I Agree With William Blake by Nonnie Augustine

“Poetry fettered, fetters the human race. Nations are destroyed or flourish in proportion as their poetry, painting, and music are destroyed or flourish."

William Blake died in 1827, well before the rise of Hitler, Stalin, Franco, or Mussolini. But he knew, Artists do not flourish, at least not openly, when under the thumb of repressive regimes. Artists draw the eye and ear toward kindness, toward the careful tending of small things, toward the freedom each of us needs in order to flourish. I expect I'm preaching to the choir here, because you are reading this magazine, and so, I believe, you already value art, and because you are reading this introduction to the poetry section of The Linnet’s Wings, you read poems. (Somehow many people don’t, you know.)

How awful life would be, how fettered, if all we had to read were White Papers, financial reports, news of war here and there and everywhere, or heaven help us, the dictates of an autocrat. Have you heard Jimi Hendrix’s version of The Star Spangled Banner? It’s beautiful, heartfelt, and utterly free. There’s also warning in this version of the anthem; he’s rallying us to never let our guard down and always to look for deeper meanings even in something we think is established and therefore completely known. Artists do that for us, whether they lived centuries ago, or are just starting out with their brave, tender voices.

Let me point you toward some of my favorite bits in this issue’s crop of poems:
“Joe’s dovecote/ was a narrow spartan shed/ enough for/ thirty racing pigeons/ cozy on their perches"
Stan Long

“ The atmosphere of Scandinavian coolness/ is tempered by the Japanese aroma/ and visual pleasure of the cavalcade/ of ancient sacred food" John Saunders

“the fathomless deep greens/of fir and spruce, steadfast/ throughout the harsh resentment of winter"
Anne Britting Oleson

“When all of the jobs/ dried-up, you/ helped me sew together/ the pieces of my broken spirit./ Having faith in your own words, in us." Ivy Page

“From inside the closed balcony door the cat watched/ with surprising calm./ My heart beat too was calm./ For a short while I knew everything, with certainty." Beate Sigriddaughter

“that austere boyhood near London,/ lamp-posts disappear into fog,/ images reminiscent of Whistler." Ian C. Smith

As you know, in the U.S. we just went through a bitter campaign season and finally re-elected Barack Obama for a second term as our president.

I am relieved for many reasons, but mostly because I was so disturbed by the other guy and his cronies. In what they said, did for their livings and by how they measured success, I knew.
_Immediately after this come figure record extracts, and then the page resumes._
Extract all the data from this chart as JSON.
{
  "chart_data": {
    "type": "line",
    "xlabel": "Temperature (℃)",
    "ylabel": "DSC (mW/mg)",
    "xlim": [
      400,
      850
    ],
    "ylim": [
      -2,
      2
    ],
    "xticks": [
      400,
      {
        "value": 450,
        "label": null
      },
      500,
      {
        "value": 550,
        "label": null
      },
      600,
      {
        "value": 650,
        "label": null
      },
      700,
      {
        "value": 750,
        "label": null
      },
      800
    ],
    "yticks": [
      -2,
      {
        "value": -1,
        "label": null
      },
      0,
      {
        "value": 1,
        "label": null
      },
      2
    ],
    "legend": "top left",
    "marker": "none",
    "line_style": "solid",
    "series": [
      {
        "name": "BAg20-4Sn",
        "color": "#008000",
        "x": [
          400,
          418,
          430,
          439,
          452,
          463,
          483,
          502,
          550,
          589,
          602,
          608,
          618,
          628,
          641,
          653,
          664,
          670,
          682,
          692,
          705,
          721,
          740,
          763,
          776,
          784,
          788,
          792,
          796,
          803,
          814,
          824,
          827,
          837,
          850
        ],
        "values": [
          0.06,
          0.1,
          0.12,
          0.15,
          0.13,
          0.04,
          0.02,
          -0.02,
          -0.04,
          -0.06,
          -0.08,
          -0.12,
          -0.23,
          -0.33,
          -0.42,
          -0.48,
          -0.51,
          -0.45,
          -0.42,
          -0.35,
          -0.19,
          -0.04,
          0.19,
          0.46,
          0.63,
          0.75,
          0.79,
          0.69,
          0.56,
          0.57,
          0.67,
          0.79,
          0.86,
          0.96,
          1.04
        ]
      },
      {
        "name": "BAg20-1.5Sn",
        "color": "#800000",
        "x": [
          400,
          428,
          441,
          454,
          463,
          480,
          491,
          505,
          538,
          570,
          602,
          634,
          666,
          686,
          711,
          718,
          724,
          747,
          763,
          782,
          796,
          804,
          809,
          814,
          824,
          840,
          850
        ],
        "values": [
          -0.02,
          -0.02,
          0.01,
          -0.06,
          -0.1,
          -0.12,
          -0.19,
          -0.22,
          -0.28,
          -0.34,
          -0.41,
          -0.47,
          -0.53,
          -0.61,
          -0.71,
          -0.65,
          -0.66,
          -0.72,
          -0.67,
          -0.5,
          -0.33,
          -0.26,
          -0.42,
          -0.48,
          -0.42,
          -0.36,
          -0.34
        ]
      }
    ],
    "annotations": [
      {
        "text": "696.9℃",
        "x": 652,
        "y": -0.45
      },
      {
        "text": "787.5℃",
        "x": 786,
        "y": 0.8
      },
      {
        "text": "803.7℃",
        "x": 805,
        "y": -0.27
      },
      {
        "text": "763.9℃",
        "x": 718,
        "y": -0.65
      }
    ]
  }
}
I knew.

These are not men (almost all of them are men) who value the words of poets. They'd not relate to pigeons, cozy in a spartan shed. I do. I’ve been warm and content in the most drear circumstances while a student at Juilliard.

I sense that these politicians, so proud of their success as businessmen, might purchase a Whistler but only as an investment; a status symbol. Not me. I would go to a museum to sit happily in front of one of his paintings and maybe, for a short while, I would know everything.

The Linnet's Wings is free to you online. I hope some of you will buy print copies because they are beautiful. We editors commit to each issue our unfettered spirits and we bring you the work of writers who speak to us without fear, with their best, and in their belief that through art we all will flourish.


Unexpected Faith by Ivy Page

Funeral by Ivy Page

Pine Siskin by Beate Sigriddaughter

You go Home Again by Ian C. Smith

"Meditation on the View from the Bell Tower, DUMC" by Anne Britting Oleson is a beautifully contemplative poem that paints a vivid picture of the landscape as seen from a specific vantage point, possibly a church's bell tower. The poem invites readers into a serene, almost ethereal experience of observing the natural world.

"Uncle Joe" by Stan Long is a poignant reflection on the connections between family, nature, and the sense of freedom and identity that transcends generations. Through the simple yet evocative setting of Joe's dovecote, the poem weaves a narrative of heritage, understanding, and the unspoken bonds that define our relationships.

"At Gardermoen" by John Saunders is a vivid exploration of cultural convergence and the complexities of identity in a globalized world. Through the lens of an airport sushi counter in Norway, the poem navigates the juxtaposition of Scandinavian and Japanese cultures, blending the elements of both in a setting that is at once familiar and foreign.

John Saunders' poem "Descent" paints a vivid scene of reflection and introspection juxtaposed against the backdrop of a flight over the North Sea. The narrator, in a moment of vulnerability, finds themselves "Drunk at thirty five thousand feet" not just in the literal sense of altitude and alcohol consumption but perhaps also metaphorically, as they navigate through the layers of their thoughts and emotions.

The Builders" by John Saunders is a beautifully poignant poem that metaphorically uses the process of building and construction to explore the evolution of a relationship. This piece illustrates the journey from the initial infatuation, marked by tenderness and intimacy, towards a phase where the relationship becomes more stable and secure, albeit at the risk of losing its initial spark and passion.